Your cup of flour is now ready to use.
200 Grams To Cups For Sugar
As with flour, not all sugars are equal. They vary in weight depending on how finely they are processed.
The simple answer if you’re working with regular granulated sugar is 200g is equal to 1 cup. Here is a little more detail about the other sugars:
|Type of sugar||In cups versus 200g|
|Brown sugar||1 cup|
|Granulated sugar||1 cup|
|Castor sugar||0.88 cups|
|Icing sugar||1.6 cups|
How To Measure Sugar In a Cup
The process is pretty much the same as it is with flour, with a few differences. As with flour, the most accurate way to measure sugar is on a digital or analog scale.
This method allows for a super precise result which can be crucial to success, especially when it comes to baking. You can be a little more flexible and easygoing with cooking, but baking is a different ball game.
Baking requires precision as it’s much more of a science than cooking. If you find yourself without a scale, maybe on the road, or if yours packs up, you can always use a measuring cup to get a great result.
Here are the suggested steps for measuring sugar in a cup:
- As with flour, you want to ensure the sugar isn’t too densely packed inside its container. Sugar, mainly dark brown sugar, can really nestle down into its container and almost get stuck in there. I, therefore, start by wriggling the jar or container to check how loose it is already.
- If the sugar is really packed in there, use a fork to dig inside and loosen it up.
- Once it’s all loosened up, use a tablespoon and scoop the sugar up and into the cup.
- Give the cup a shake to level it out somewhat, and then level off the top using the back of a knife or spoon.
200 Grams To Cups For Butter
When it comes to US cups and measuring butter or margarine, 200g of butter is equal to 7/8th of a US measuring cup.
Here is a table to help you with converting butter or margarine from grams to cups.
|US Measuring Cups||Grams|
|1 cup||225 g|
|7/8 cup||200 g|
|¾ cup||170 g|
|2/3 cup||150 g|
|5/8th cup||140 g|
|½ cup||115 g|
|3/8th cup||85 g|
|1/3 cup||75 g|
|¼ cup||55 g|
|1/8 cup||30 g|
How To Measure Butter In a Cup
Measuring butter or margarine on a scale is the number one way to measure this ingredient accurately. In baking, butter needs to be as close to the required weight as possible for an accurate result.

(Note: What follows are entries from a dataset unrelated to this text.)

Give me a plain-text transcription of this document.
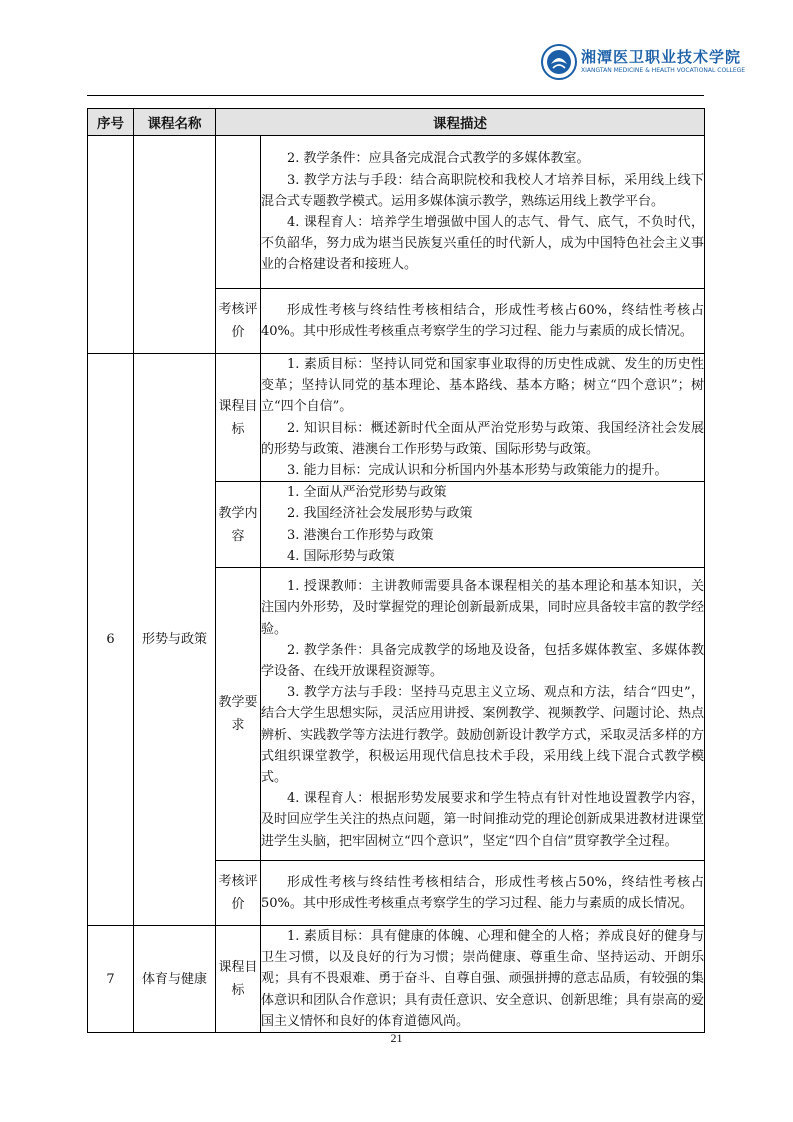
湘潭医卫职业技术学院
XIANGTAN MEDICINE & HEALTH VOCATIONAL COLLEGE
序号	课程名称	课程描述	

			2. 教学条件：应具备完成混合式教学的多媒体教室。

3. 教学方法与手段：结合高职院校和我校人才培养目标，采用线上线下混合式专题教学模式。运用多媒体演示教学，熟练运用线上教学平台。

4. 课程育人：培养学生增强做中国人的志气、骨气、底气，不负时代，不负韶华，努力成为堪当民族复兴重任的时代新人，成为中国特色社会主义事业的合格建设者和接班人。

		考核评价	形成性考核与终结性考核相结合，形成性考核占60%，终结性考核占40%。其中形成性考核重点考察学生的学习过程、能力与素质的成长情况。

6	形势与政策	课程目标	1. 素质目标：坚持认同党和国家事业取得的历史性成就、发生的历史性变革；坚持认同党的基本理论、基本路线、基本方略；树立“四个意识”；树立“四个自信”。

2. 知识目标：概述新时代全面从严治党形势与政策、我国经济社会发展的形势与政策、港澳台工作形势与政策、国际形势与政策。

3. 能力目标：完成认识和分析国内外基本形势与政策能力的提升。

		教学内容	1. 全面从严治党形势与政策

2. 我国经济社会发展形势与政策

3. 港澳台工作形势与政策

4. 国际形势与政策

		教学要求	1. 授课教师：主讲教师需要具备本课程相关的基本理论和基本知识，关注国内外形势，及时掌握党的理论创新最新成果，同时应具备较丰富的教学经验。

2. 教学条件：具备完成教学的场地及设备，包括多媒体教室、多媒体教学设备、在线开放课程资源等。

3. 教学方法与手段：坚持马克思主义立场、观点和方法，结合“四史”，结合大学生思想实际，灵活应用讲授、案例教学、视频教学、问题讨论、热点辨析、实践教学等方法进行教学。鼓励创新设计教学方式，采取灵活多样的方式组织课堂教学，积极运用现代信息技术手段，采用线上线下混合式教学模式。

4. 课程育人：根据形势发展要求和学生特点有针对性地设置教学内容，及时回应学生关注的热点问题，第一时间推动党的理论创新成果进教材进课堂进学生头脑，把牢固树立“四个意识”，坚定“四个自信”贯穿教学全过程。

		考核评价	形成性考核与终结性考核相结合，形成性考核占50%，终结性考核占50%。其中形成性考核重点考察学生的学习过程、能力与素质的成长情况。

7	体育与健康	课程目标	1. 素质目标：具有健康的体魄、心理和健全的人格；养成良好的健身与卫生习惯，以及良好的行为习惯；崇尚健康、尊重生命、坚持运动、开朗乐观；具有不畏艰难、勇于奋斗、自尊自强、顽强拼搏的意志品质，有较强的集体意识和团队合作意识；具有责任意识、安全意识、创新思维；具有崇高的爱国主义情怀和良好的体育道德风尚。

21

There are, however, many tips and tricks when it comes to using measuring cups to measure this ingredient. Here are a few guidelines for getting it done right.

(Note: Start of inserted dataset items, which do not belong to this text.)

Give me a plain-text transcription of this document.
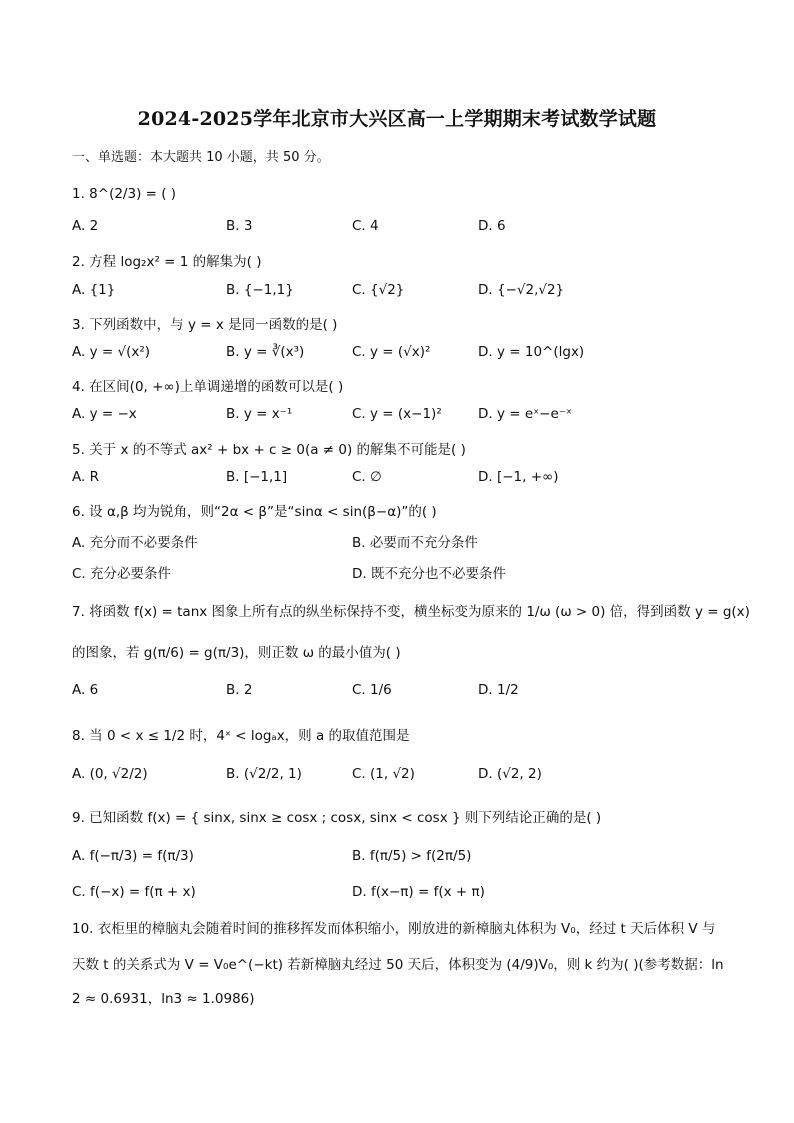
2024-2025学年北京市大兴区高一上学期期末考试数学试题
一、单选题：本大题共 10 小题，共 50 分。
1. 8^(2/3) = ( )
A. 2	B. 3	C. 4	D. 6
2. 方程 log₂x² = 1 的解集为( )
A. {1}	B. {−1,1}	C. {√2}	D. {−√2,√2}
3. 下列函数中，与 y = x 是同一函数的是( )
A. y = √(x²)	B. y = ∛(x³)	C. y = (√x)²	D. y = 10^(lgx)
4. 在区间(0, +∞)上单调递增的函数可以是( )
A. y = −x	B. y = x⁻¹	C. y = (x−1)²	D. y = eˣ−e⁻ˣ
5. 关于 x 的不等式 ax² + bx + c ≥ 0(a ≠ 0) 的解集不可能是( )
A. R	B. [−1,1]	C. ∅	D. [−1, +∞)
6. 设 α,β 均为锐角，则“2α < β”是“sinα < sin(β−α)”的( )
A. 充分而不必要条件	B. 必要而不充分条件
C. 充分必要条件	D. 既不充分也不必要条件
7. 将函数 f(x) = tanx 图象上所有点的纵坐标保持不变，横坐标变为原来的 1/ω (ω > 0) 倍，得到函数 y = g(x)
的图象，若 g(π/6) = g(π/3)，则正数 ω 的最小值为( )
A. 6	B. 2	C. 1/6	D. 1/2
8. 当 0 < x ≤ 1/2 时，4ˣ < logₐx，则 a 的取值范围是
A. (0, √2/2)	B. (√2/2, 1)	C. (1, √2)	D. (√2, 2)
9. 已知函数 f(x) = { sinx, sinx ≥ cosx ; cosx, sinx < cosx } 则下列结论正确的是( )
A. f(−π/3) = f(π/3)	B. f(π/5) > f(2π/5)
C. f(−x) = f(π + x)	D. f(x−π) = f(x + π)
10. 衣柜里的樟脑丸会随着时间的推移挥发而体积缩小，刚放进的新樟脑丸体积为 V₀，经过 t 天后体积 V 与
天数 t 的关系式为 V = V₀e^(−kt) 若新樟脑丸经过 50 天后，体积变为 (4/9)V₀，则 k 约为( )(参考数据：ln
2 ≈ 0.6931，ln3 ≈ 1.0986)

If the butter is nice and soft, it is relatively easy to measure it in a measuring cup.
- Scoop your soft butter or margarine into the measuring cup using a tablespoon, butter knife, or rubber spatula.
- You need to try pressing out any air bubbles from the butter by pressing into the cup gently with a spoon. You should hear the air pocket popping.
You can use the cold-water displacement method if your butter is not soft. Here are the steps to a cold-water displacement:
- Fill a large jug or jar with 2 cups of water. Chilled water is preferable so that the butter doesn’t melt.
- Check at eye level that the water measurement is accurate. Keep a close eye on this measurement as you go along.
- Place your butter into the jug of cold water.
- Note down the new volume of where the water reaches and deduct 1 cup. This is the volume in cups.
It’s tricky to say which method is the most accurate, but both are good options and great to practice.
Another great way to measure butter is by stick. This is the alternative to the above routes if they don’t pan out for you.
The wrapper will usually have measurements on it. So long as you use a really sharp knife when the butter isn’t too soft, this can also be an accurate way to work.
If your knife isn’t sharp, the butter will be squashed down by the blunt edge, resulting in an inaccurate portion.
When working with butter, ensure all your utensils are cleaned well beforehand so as not to contaminate the butter.
More conversion blog posts
Wrapping It Up
Hopefully, these tips and tricks will assist you with your process of converting 200 grams to cups, no matter the ingredient at hand.
The most important thing to remember is to ensure that what is going into the cup is loose and fill the cup accurately.